I applaud Governor Hogan for his strong voice for the God-given value, dignity and potential of each human life — those who have caused harm, those who have been harmed and the communities that have suffered too long with failed institutions and leadership. Creating a constructive culture in Baltimore's jails will save a lot more than money.
His leadership on criminal justice extends farther. Earlier this summer, he joined with state leaders from the legislative and judicial branches to establish the Justice Reinvestment Coordinating Council, a bipartisan, inter-branch state working group tasked with undertaking an extensive review of the state's sentencing and corrections policies and developing recommendations for reform. I eagerly anticipate those recommendations and expect them to take us closer towards a just criminal justice system.

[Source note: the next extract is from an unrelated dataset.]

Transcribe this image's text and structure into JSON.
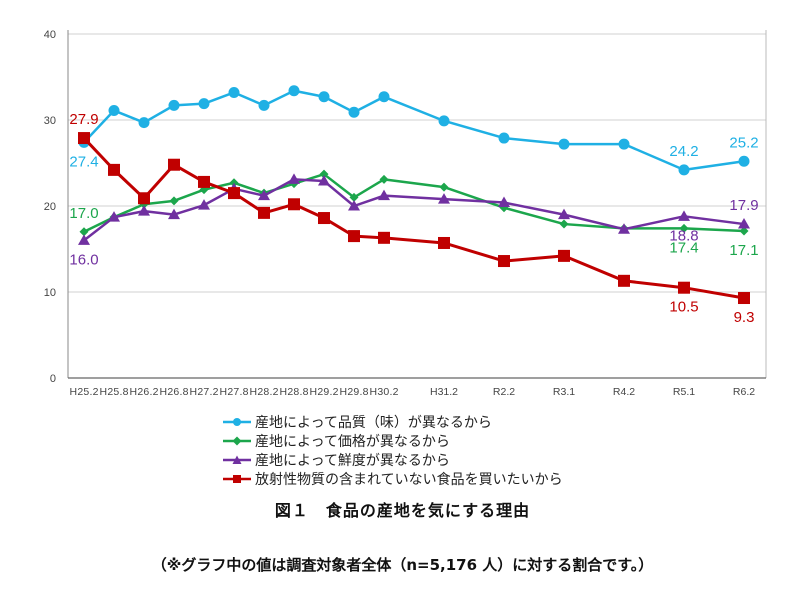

Sending someone to jail is a restriction on personal liberty and is a legitimate form of punishment. However, additional punishment in prison that violates human dignity should never be acceptable — and it makes the community less safe. Thank you Governor Hogan for taking decisive action to remove the stain of Baltimore City Detention Center on the great state of Maryland and I look forward to your continued leadership on Maryland's pressing corrections and sentencing challenges.
As Christians passionate about the biblical mandate to "remember those in prison," we at Prison Fellowship are thankful for leaders like Governor Hogan, whose actions support our mission to restore those affected by crime and incarceration.